Et quand les apprentis finissent par décrocher un contrat, la découverte du monde du travail ne s’avère pas toujours rose. « Les conditions de travail restent très discutables, affirme Gilles Moreau. U ne récente enquête que j’ai conduite auprès d’un échantillon de 5 000 apprentis des Pays de la Loire montre que 38 % des apprentis déclarent faire des heures sup toutes les semaines, voire tous les jours, et que dans 26 % des cas elles ne sont ni payées ni récupérées. Si on met toutes ces heures bout à bout, ça en fait du travail gratuit ! » Et la crise n’arrange rien. « C’est évidemment plus difficile d’être en alternance dans une entreprise qui a des difficultés économiques, explique Catherine Rebatel, responsable de formation au CFA Léonard-de-Vinci. Comme les entreprises réduisent les postes, les salariés travaillent à flux tendu. Ils ont trop de travail pour s’occuper des jeunes, qui doivent souvent composer avec une ambiance à couper au couteau. Certains apprentis peuvent être amenés à remplacer un poste censé avoir été supprimé. » À l’orée de l’âge adulte, les apprentis se retrouvent bien souvent les témoins isolés – voire les parties prenantes – d’un capitalisme sans pitié.

Fabien en sait quelque chose. À 23 ans, le jeune homme a déjà une expérience éprouvante du monde du travail : deux entreprises, un licenciement et un passage aux prud’hommes. Embauché en 2008 comme apprenti dans un cabinet de recrutement pour refaire le site Internet, il connaît, trois mois plus tard, les affres du métier : « J’ai été convoqué à un entretien de licenciement. Tout le monde était viré. J’étais en colère contre mon boss, qui m’avait promis de me garder un an, le temps de la formation, alors qu’il savait très bien que la boite coulait ! Visiblement, il cherchait juste un employé pas cher pour faire le bouche-trou… »

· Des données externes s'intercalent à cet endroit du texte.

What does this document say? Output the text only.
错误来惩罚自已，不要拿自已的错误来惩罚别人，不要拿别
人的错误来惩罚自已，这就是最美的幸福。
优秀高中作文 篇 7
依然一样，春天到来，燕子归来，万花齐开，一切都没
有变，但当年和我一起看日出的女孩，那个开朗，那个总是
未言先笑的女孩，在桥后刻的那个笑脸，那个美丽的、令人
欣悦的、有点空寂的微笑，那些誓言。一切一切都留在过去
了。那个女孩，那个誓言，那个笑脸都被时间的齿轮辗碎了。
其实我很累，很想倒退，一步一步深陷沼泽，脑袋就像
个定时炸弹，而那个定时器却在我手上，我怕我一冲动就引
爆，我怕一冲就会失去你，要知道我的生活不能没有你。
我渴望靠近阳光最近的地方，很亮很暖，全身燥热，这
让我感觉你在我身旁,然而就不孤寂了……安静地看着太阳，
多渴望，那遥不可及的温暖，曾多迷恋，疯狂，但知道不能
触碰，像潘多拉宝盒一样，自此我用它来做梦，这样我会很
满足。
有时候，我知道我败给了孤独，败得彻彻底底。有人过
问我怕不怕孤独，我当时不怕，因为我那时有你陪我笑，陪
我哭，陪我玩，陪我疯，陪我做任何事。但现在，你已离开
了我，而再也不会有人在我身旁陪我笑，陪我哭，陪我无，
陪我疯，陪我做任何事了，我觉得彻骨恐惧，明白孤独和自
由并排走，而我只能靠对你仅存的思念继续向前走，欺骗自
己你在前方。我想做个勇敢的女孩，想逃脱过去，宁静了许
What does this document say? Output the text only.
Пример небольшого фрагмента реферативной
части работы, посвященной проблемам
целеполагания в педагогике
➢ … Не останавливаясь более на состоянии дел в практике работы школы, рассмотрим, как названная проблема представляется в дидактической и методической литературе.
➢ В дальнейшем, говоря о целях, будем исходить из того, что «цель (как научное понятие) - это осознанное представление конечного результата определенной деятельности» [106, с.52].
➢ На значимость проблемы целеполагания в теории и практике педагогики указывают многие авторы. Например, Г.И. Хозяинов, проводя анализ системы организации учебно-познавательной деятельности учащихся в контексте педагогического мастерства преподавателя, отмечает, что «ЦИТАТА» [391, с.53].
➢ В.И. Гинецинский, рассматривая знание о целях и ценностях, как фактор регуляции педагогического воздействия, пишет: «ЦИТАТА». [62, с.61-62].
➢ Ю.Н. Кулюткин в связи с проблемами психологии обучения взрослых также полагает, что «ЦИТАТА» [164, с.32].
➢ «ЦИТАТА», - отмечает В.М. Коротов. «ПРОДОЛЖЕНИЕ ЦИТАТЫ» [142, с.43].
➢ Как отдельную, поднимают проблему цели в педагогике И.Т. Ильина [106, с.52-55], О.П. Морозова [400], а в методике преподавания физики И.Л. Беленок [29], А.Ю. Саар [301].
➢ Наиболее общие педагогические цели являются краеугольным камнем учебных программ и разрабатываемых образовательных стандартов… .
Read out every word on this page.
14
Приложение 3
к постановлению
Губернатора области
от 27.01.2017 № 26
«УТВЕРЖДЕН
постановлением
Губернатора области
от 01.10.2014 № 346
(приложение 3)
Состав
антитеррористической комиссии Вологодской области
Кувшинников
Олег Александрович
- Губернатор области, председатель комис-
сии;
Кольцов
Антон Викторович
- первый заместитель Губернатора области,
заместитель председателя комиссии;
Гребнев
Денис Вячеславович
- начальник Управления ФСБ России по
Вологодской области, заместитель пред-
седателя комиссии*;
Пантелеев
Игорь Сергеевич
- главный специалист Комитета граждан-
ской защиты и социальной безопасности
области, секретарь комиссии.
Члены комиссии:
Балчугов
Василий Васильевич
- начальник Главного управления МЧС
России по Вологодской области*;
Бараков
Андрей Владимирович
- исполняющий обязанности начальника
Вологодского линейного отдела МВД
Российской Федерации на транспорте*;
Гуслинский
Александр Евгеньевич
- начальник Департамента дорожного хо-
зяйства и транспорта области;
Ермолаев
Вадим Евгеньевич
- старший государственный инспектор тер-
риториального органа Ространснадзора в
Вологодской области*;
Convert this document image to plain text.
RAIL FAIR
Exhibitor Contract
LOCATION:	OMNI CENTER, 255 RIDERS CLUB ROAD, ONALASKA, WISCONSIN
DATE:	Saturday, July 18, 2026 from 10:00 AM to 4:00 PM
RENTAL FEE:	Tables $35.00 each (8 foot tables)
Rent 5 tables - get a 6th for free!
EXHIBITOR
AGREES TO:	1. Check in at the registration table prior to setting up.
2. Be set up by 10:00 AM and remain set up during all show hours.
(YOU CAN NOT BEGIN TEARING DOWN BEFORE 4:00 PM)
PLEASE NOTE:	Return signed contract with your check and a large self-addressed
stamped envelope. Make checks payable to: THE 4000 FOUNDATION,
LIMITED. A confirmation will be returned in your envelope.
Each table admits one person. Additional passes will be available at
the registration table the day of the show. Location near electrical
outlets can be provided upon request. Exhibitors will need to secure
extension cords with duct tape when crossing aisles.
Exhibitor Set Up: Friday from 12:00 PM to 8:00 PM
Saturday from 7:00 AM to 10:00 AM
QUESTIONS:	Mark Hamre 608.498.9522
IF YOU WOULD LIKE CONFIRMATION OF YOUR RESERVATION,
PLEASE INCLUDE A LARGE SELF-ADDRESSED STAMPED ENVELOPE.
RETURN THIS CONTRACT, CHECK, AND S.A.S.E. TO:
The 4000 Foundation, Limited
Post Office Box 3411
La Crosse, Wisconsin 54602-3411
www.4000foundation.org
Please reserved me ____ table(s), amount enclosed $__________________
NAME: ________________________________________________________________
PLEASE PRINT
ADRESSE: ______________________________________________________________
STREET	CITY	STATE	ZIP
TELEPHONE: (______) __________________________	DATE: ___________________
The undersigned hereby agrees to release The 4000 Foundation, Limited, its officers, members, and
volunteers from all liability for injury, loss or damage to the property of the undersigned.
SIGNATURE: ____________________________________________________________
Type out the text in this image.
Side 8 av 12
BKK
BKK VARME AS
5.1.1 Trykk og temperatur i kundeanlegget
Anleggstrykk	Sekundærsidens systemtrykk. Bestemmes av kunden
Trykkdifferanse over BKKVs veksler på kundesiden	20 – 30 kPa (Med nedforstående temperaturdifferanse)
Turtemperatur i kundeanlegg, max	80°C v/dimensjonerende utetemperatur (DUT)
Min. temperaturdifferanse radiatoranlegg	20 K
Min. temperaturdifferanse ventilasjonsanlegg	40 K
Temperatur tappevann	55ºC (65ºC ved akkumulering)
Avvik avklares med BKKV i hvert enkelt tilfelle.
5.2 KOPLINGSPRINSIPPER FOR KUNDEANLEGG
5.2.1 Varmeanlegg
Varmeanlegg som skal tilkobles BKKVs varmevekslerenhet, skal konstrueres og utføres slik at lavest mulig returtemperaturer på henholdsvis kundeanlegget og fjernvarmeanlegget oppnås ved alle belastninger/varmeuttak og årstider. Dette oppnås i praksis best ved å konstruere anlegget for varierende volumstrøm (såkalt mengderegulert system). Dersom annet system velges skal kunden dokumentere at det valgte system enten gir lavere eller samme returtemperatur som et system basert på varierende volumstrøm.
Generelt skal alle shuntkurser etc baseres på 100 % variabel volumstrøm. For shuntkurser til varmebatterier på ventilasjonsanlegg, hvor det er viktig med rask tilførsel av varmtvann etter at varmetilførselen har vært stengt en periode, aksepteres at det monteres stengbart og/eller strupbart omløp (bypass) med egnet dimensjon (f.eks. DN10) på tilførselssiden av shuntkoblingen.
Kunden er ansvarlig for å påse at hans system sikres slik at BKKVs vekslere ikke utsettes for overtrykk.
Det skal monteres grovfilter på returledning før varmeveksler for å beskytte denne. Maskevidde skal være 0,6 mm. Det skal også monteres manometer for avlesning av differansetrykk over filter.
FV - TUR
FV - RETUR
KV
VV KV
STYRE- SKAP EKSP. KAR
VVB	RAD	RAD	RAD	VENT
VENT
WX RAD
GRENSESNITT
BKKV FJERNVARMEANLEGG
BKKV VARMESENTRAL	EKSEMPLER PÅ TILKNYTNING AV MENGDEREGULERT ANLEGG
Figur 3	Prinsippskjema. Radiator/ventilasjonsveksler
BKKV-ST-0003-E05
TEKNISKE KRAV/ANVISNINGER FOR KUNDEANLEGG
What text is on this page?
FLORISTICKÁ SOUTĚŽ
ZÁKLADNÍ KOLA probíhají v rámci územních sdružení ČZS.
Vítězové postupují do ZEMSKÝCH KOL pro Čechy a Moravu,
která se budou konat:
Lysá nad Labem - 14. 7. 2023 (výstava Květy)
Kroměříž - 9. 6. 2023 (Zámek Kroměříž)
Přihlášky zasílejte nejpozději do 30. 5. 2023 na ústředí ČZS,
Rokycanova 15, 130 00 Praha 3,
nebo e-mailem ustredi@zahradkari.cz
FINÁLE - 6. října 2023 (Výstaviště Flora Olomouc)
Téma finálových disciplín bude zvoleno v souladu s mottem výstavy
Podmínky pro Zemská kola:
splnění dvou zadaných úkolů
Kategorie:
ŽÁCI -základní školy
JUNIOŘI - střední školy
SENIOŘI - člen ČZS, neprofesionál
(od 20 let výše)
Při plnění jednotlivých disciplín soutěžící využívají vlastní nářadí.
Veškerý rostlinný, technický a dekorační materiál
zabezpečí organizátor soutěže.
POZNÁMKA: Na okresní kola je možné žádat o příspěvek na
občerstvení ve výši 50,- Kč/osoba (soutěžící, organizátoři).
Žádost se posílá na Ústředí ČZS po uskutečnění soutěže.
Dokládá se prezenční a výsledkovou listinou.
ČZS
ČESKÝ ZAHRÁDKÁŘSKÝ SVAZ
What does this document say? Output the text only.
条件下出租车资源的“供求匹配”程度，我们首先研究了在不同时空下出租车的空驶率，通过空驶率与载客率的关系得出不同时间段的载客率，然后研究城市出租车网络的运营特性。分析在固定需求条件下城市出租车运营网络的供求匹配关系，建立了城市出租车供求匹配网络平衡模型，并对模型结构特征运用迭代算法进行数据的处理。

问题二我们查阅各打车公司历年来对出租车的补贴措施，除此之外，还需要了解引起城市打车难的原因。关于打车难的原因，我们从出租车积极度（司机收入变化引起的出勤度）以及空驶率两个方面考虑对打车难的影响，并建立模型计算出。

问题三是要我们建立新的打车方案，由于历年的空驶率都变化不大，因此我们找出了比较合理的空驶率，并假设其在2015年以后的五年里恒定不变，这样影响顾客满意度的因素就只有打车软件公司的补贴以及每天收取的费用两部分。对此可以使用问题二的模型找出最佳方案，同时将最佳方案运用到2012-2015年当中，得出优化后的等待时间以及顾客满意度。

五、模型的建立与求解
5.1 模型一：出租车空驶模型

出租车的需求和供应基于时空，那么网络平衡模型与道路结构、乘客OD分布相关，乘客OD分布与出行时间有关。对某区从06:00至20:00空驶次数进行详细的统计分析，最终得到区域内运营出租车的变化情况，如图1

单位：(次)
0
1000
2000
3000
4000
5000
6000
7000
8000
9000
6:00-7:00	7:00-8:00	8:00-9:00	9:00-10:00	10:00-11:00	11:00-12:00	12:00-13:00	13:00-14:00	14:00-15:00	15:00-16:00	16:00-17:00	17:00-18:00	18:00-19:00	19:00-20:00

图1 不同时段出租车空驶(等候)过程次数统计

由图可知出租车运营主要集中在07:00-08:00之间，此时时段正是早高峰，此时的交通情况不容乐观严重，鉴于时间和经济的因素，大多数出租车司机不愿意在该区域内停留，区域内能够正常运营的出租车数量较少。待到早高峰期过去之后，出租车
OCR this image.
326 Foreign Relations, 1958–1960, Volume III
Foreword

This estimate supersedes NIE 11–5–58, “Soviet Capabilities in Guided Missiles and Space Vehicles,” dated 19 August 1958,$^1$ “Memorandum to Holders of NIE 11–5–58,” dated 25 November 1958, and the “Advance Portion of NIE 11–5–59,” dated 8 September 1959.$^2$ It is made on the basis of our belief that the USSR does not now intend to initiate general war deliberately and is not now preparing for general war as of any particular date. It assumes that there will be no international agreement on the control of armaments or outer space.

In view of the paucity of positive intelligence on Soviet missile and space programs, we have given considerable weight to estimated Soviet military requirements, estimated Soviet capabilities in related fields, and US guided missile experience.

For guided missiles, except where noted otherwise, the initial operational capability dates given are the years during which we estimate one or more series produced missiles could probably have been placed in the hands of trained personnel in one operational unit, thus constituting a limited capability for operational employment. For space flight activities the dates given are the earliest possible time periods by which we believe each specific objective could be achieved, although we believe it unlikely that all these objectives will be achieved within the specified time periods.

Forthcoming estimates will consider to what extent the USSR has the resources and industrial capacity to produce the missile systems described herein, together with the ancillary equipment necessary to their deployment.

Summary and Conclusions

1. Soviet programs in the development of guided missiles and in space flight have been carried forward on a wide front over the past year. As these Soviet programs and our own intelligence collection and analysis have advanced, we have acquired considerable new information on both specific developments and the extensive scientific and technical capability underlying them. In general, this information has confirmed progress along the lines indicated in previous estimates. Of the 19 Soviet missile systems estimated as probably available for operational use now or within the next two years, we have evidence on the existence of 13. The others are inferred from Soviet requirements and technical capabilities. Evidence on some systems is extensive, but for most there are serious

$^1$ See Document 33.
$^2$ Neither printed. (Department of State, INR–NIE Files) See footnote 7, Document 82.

Au vu de la situation, les licenciements et la mise en chômage partiel des apprentis pourraient se multiplier. « L’année dernière, certains de nos apprentis se sont retrouvés sans bureau, relate Catherine Rebatel. Les disparitions de postes, les fusions, les plans de licenciement, les délocalisations… Cela peut être très dur à vivre pour des jeunes. Au CFA, on leur dit que, malheureusement, c’est probablement ce qui les attend. » Un avenir pas très prometteur pour le « plan jeunes » de l’Élysée…

[^2]: On distingue plusieurs statuts d’alternance. Le contrat d’apprentissage s’adresse à des jeunes de lycée professionnel (CAP, BEP, Bac Pro) sous statut scolaire, ou à des jeunes sous statut salarié qui alternent périodes en entreprise et séjour au Centre de formation des apprentis. Les jeunes avec peu ou sans formation scolaire peuvent signer un contrat de professionnalisation où le temps en entreprise est maximum. Enfin, le sociologue Gilles Moreau considère les stages étudiants comme une troisième branche de l’alternance.

[^3]: Auteur de les Patrons, l’État et la Formation des jeunes, La Dispute, 2002, et le Monde apprenti, La Dispute, 2003.